If you really do mean a regular polytope, there are only a few candidates to check out.
It's certainly not any of the Platonic solids, their $f$-vectors are $(4, 6, 4), (8, 12, 6), (6, 12, 8), (12, 30, 20)$, and $(20, 30, 12)$ for the tetrahedron, cube, octahedron, icosahedron, and dodecahedron, respectively. By $f$-vector I mean a vector consisting of the number of $0$-dimensional faces (vertices), $1$-dimensional faces (edges), and so on.
We'll focus on the three infinite families of regular polytopes next: The simplex, cube, and cross-polytope (dual to cubes, the octahedron is an example).
The $n$-dimensional simplex has $n+1$ vertices and ${n+1 \choose 2}$ edges. For $12$ vertices, we take $n = 11$, while ${12 \choose 2} = 66$, so a simplex is out.
For cubes, the $n$-dimensional cube has $2^n \neq 12$ vertices, so that's out as well.
For an $n$-dimensional cross polytope, we have $2n$ vertices (in bijection with the unit coordinate vectors $\{\pm e_i$}), so if it is a cross polytope, it must be $6$-dimensional. Unfortunately, each vertex is connected to all but $1$ other (the $\pm e_i$ vertex doesn't connect to $\mp e_i$), leading to $60$ edges.

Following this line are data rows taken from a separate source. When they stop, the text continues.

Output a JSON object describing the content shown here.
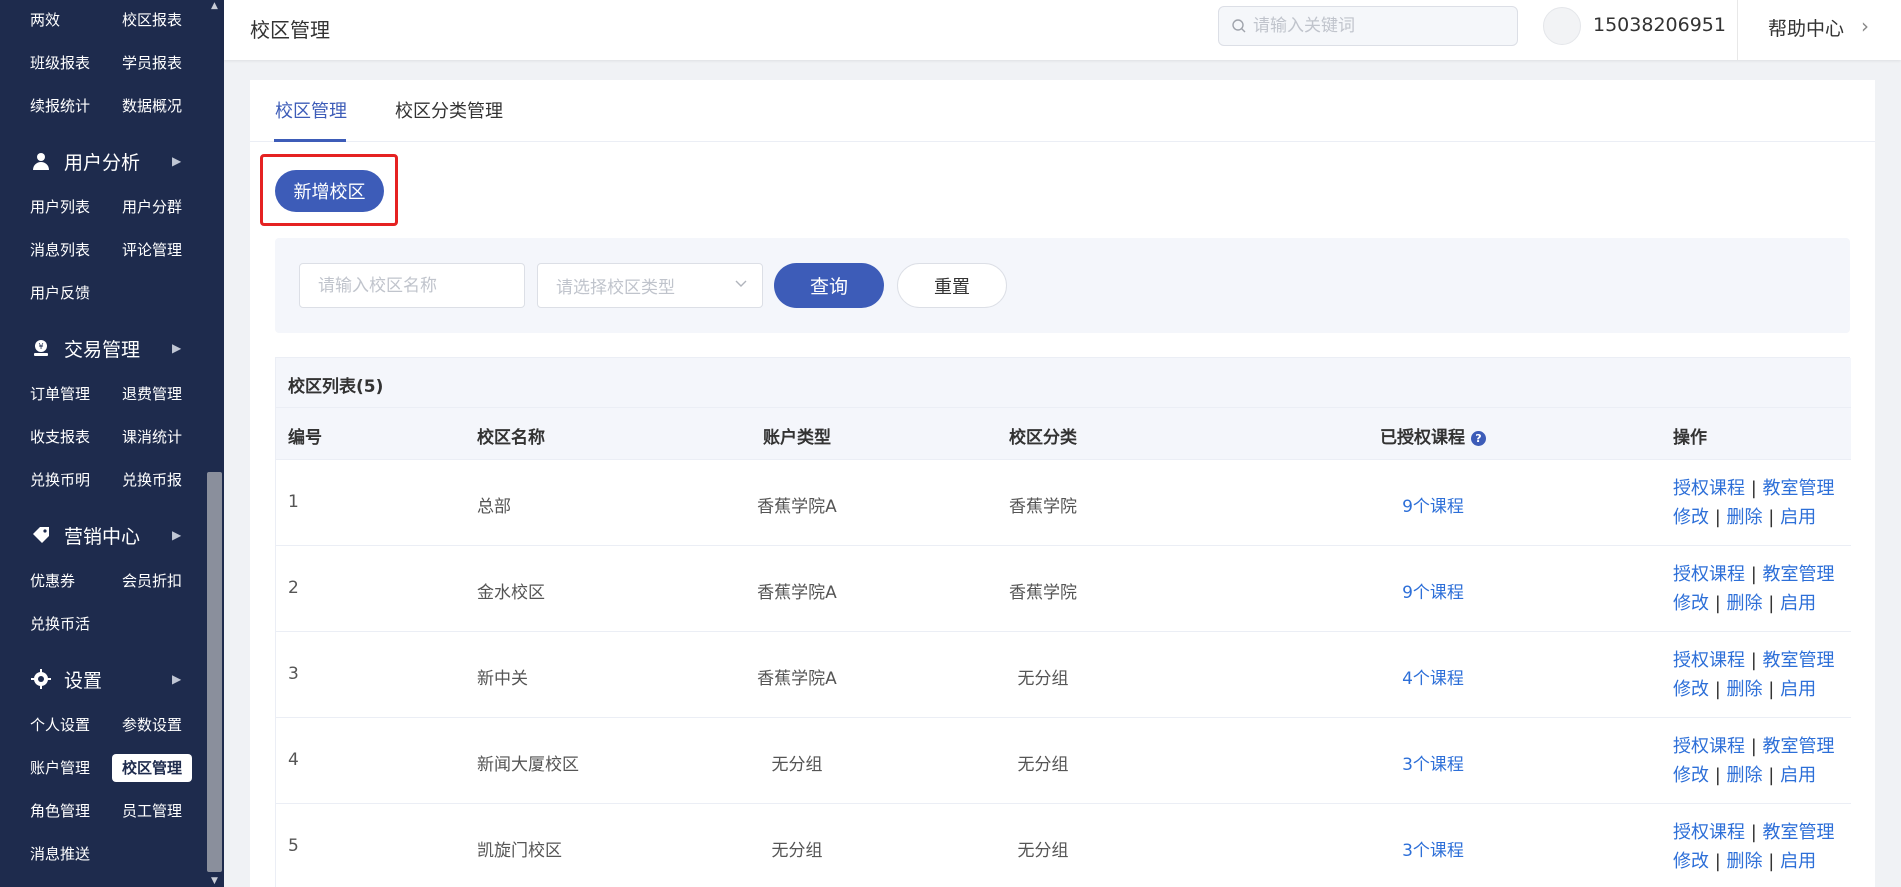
{
  "sidebar": {
    "rows": [
      {
        "left": "两效",
        "right": "校区报表"
      },
      {
        "left": "班级报表",
        "right": "学员报表"
      },
      {
        "left": "续报统计",
        "right": "数据概况"
      }
    ],
    "sections": [
      {
        "label": "用户分析",
        "icon": "user-icon",
        "rows": [
          {
            "left": "用户列表",
            "right": "用户分群"
          },
          {
            "left": "消息列表",
            "right": "评论管理"
          },
          {
            "left": "用户反馈",
            "right": ""
          }
        ]
      },
      {
        "label": "交易管理",
        "icon": "money-icon",
        "rows": [
          {
            "left": "订单管理",
            "right": "退费管理"
          },
          {
            "left": "收支报表",
            "right": "课消统计"
          },
          {
            "left": "兑换币明",
            "right": "兑换币报"
          }
        ]
      },
      {
        "label": "营销中心",
        "icon": "tag-icon",
        "rows": [
          {
            "left": "优惠券",
            "right": "会员折扣"
          },
          {
            "left": "兑换币活",
            "right": ""
          }
        ]
      },
      {
        "label": "设置",
        "icon": "gear-icon",
        "rows": [
          {
            "left": "个人设置",
            "right": "参数设置"
          },
          {
            "left": "账户管理",
            "right": "校区管理"
          },
          {
            "left": "角色管理",
            "right": "员工管理"
          },
          {
            "left": "消息推送",
            "right": ""
          }
        ]
      }
    ],
    "active_item": "校区管理"
  },
  "header": {
    "title": "校区管理",
    "search_placeholder": "请输入关键词",
    "phone": "15038206951",
    "help": "帮助中心"
  },
  "tabs": [
    {
      "label": "校区管理",
      "active": true
    },
    {
      "label": "校区分类管理",
      "active": false
    }
  ],
  "add_button": "新增校区",
  "filter": {
    "name_placeholder": "请输入校区名称",
    "type_placeholder": "请选择校区类型",
    "query": "查询",
    "reset": "重置"
  },
  "table": {
    "title": "校区列表(5)",
    "columns": [
      "编号",
      "校区名称",
      "账户类型",
      "校区分类",
      "已授权课程",
      "操作"
    ],
    "help_mark": "?",
    "rows": [
      {
        "id": "1",
        "name": "总部",
        "account_type": "香蕉学院A",
        "category": "香蕉学院",
        "courses": "9个课程"
      },
      {
        "id": "2",
        "name": "金水校区",
        "account_type": "香蕉学院A",
        "category": "香蕉学院",
        "courses": "9个课程"
      },
      {
        "id": "3",
        "name": "新中关",
        "account_type": "香蕉学院A",
        "category": "无分组",
        "courses": "4个课程"
      },
      {
        "id": "4",
        "name": "新闻大厦校区",
        "account_type": "无分组",
        "category": "无分组",
        "courses": "3个课程"
      },
      {
        "id": "5",
        "name": "凯旋门校区",
        "account_type": "无分组",
        "category": "无分组",
        "courses": "3个课程"
      }
    ],
    "ops": {
      "authorize": "授权课程",
      "classroom": "教室管理",
      "edit": "修改",
      "delete": "删除",
      "enable": "启用",
      "separator": "|"
    }
  },
  "colors": {
    "sidebar_bg": "#1e2b4d",
    "primary": "#3d5cb8",
    "link": "#2d6fd8",
    "highlight": "#e52222"
  }
}
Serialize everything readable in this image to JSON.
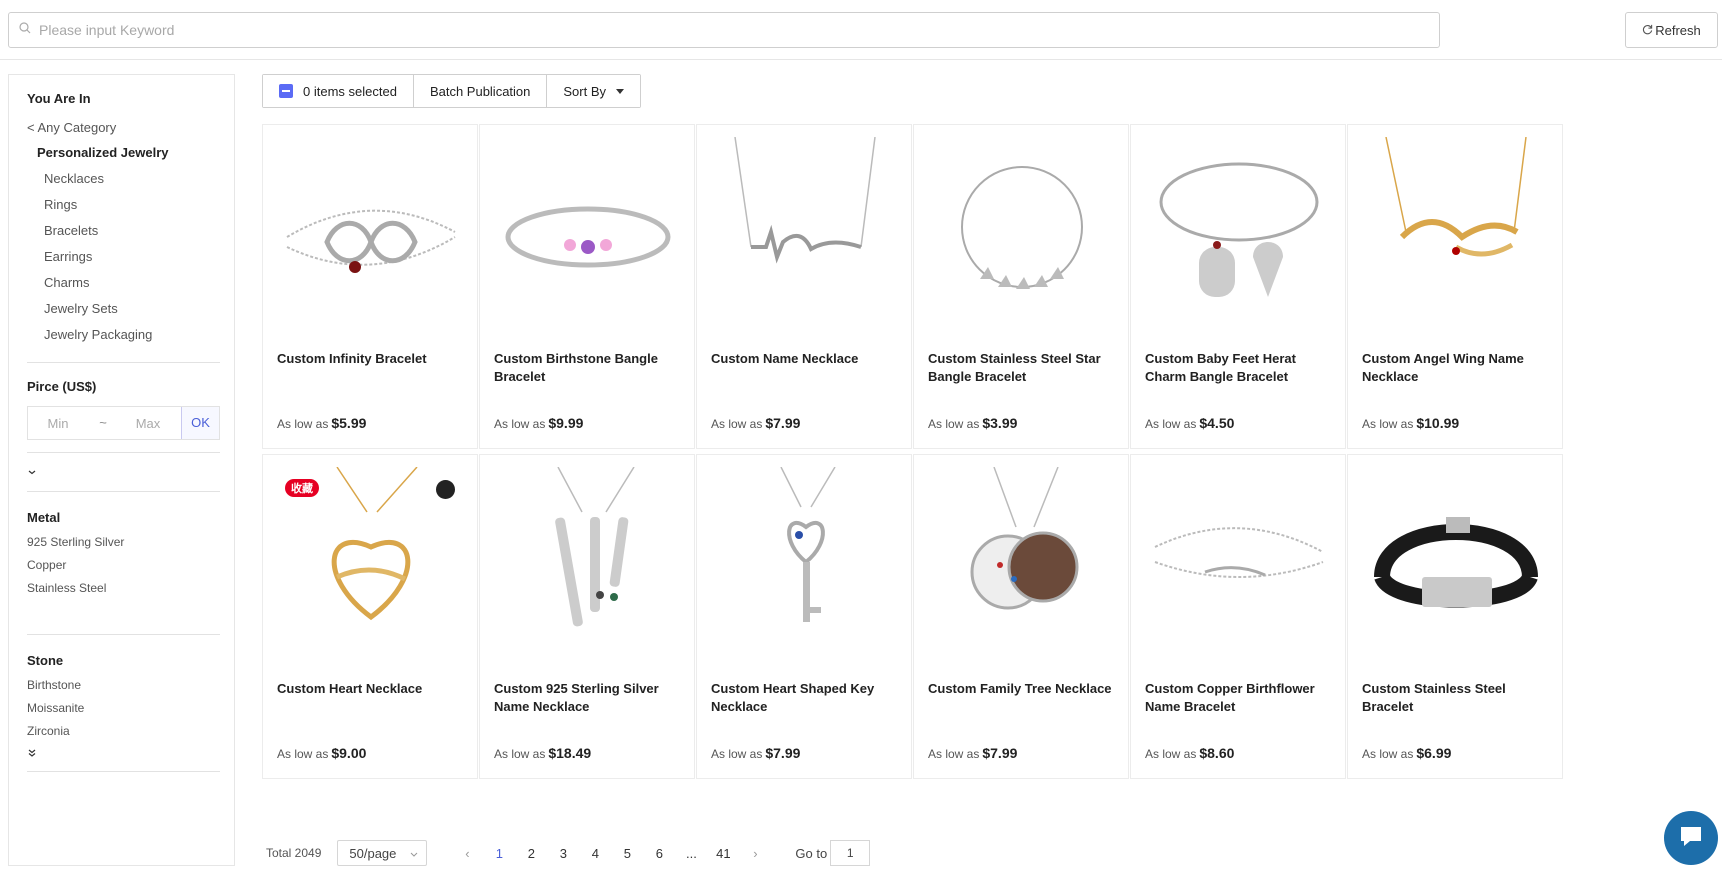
{
  "search": {
    "placeholder": "Please input Keyword"
  },
  "refresh_label": "Refresh",
  "sidebar": {
    "title": "You Are In",
    "any_category": "< Any Category",
    "root_category": "Personalized Jewelry",
    "categories": [
      "Necklaces",
      "Rings",
      "Bracelets",
      "Earrings",
      "Charms",
      "Jewelry Sets",
      "Jewelry Packaging"
    ],
    "price": {
      "title": "Pirce (US$)",
      "min_placeholder": "Min",
      "separator": "~",
      "max_placeholder": "Max",
      "ok_label": "OK"
    },
    "metal": {
      "title": "Metal",
      "items": [
        "925 Sterling Silver",
        "Copper",
        "Stainless Steel"
      ]
    },
    "stone": {
      "title": "Stone",
      "items": [
        "Birthstone",
        "Moissanite",
        "Zirconia"
      ]
    }
  },
  "toolbar": {
    "selected_label": "0 items selected",
    "batch_label": "Batch Publication",
    "sort_label": "Sort By"
  },
  "price_prefix": "As low as",
  "products": [
    {
      "title": "Custom Infinity Bracelet",
      "price": "$5.99",
      "image": "infinity-bracelet"
    },
    {
      "title": "Custom Birthstone Bangle Bracelet",
      "price": "$9.99",
      "image": "birthstone-bangle"
    },
    {
      "title": "Custom Name Necklace",
      "price": "$7.99",
      "image": "name-necklace"
    },
    {
      "title": "Custom Stainless Steel Star Bangle Bracelet",
      "price": "$3.99",
      "image": "star-bangle"
    },
    {
      "title": "Custom Baby Feet Herat Charm Bangle Bracelet",
      "price": "$4.50",
      "image": "baby-feet-bangle"
    },
    {
      "title": "Custom Angel Wing Name Necklace",
      "price": "$10.99",
      "image": "angel-wing-necklace"
    },
    {
      "title": "Custom Heart Necklace",
      "price": "$9.00",
      "image": "heart-necklace"
    },
    {
      "title": "Custom 925 Sterling Silver Name Necklace",
      "price": "$18.49",
      "image": "bar-name-necklace"
    },
    {
      "title": "Custom Heart Shaped Key Necklace",
      "price": "$7.99",
      "image": "key-necklace"
    },
    {
      "title": "Custom Family Tree Necklace",
      "price": "$7.99",
      "image": "family-tree-necklace"
    },
    {
      "title": "Custom Copper Birthflower Name Bracelet",
      "price": "$8.60",
      "image": "name-bracelet"
    },
    {
      "title": "Custom Stainless Steel Bracelet",
      "price": "$6.99",
      "image": "leather-bracelet"
    }
  ],
  "pin_badge": "收藏",
  "pagination": {
    "total": "Total 2049",
    "per_page": "50/page",
    "pages": [
      "1",
      "2",
      "3",
      "4",
      "5",
      "6",
      "...",
      "41"
    ],
    "current": "1",
    "goto_label": "Go to",
    "goto_value": "1"
  },
  "colors": {
    "accent": "#5b6bf5",
    "link": "#4a5fd8",
    "pinterest": "#e60023",
    "chat": "#1d6eaa"
  }
}
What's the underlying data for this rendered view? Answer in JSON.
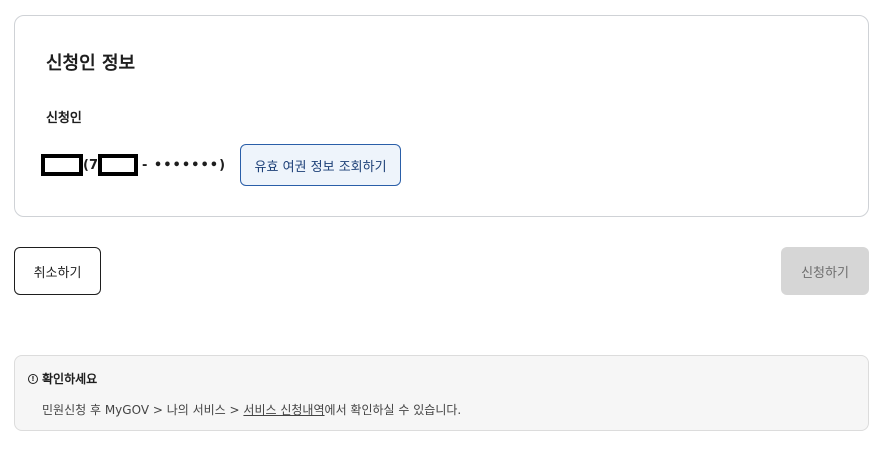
{
  "section": {
    "title": "신청인 정보",
    "applicant_label": "신청인",
    "id_open": "(7",
    "id_masked": "- •••••••)",
    "passport_button": "유효 여권 정보 조회하기"
  },
  "actions": {
    "cancel_label": "취소하기",
    "apply_label": "신청하기"
  },
  "notice": {
    "icon": "info-icon",
    "icon_glyph": "!",
    "title": "확인하세요",
    "text_before": "민원신청 후 MyGOV > 나의 서비스 > ",
    "link": "서비스 신청내역",
    "text_after": "에서 확인하실 수 있습니다."
  }
}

That exhausts the infinite families, but there are still a few stragglers in $\Bbb R^4$ left to check. The $120$-cell and $600$-cell have far too many vertices ($600$ and $120$ respectively), leaving only the $24$-cell, which is the true black sheep of the regular polytope world, having no higher or lower dimensional analogs. The $24$-cell has $f$-vector $(24, 96, 96, 24)$. The vertices and edges are exactly twice what you're expecting, but it's still not quite right.
Note that there is a larger class of polytopes that are vertex-transitive (rather than fully flag-transitive) called uniform polytopes, of which yours would be an example. However, I'm not familiar with their classification.
You probably do have an interesting (at least abstract) polytope! It just can't be an regular polytope realizable in any $\Bbb R^n$.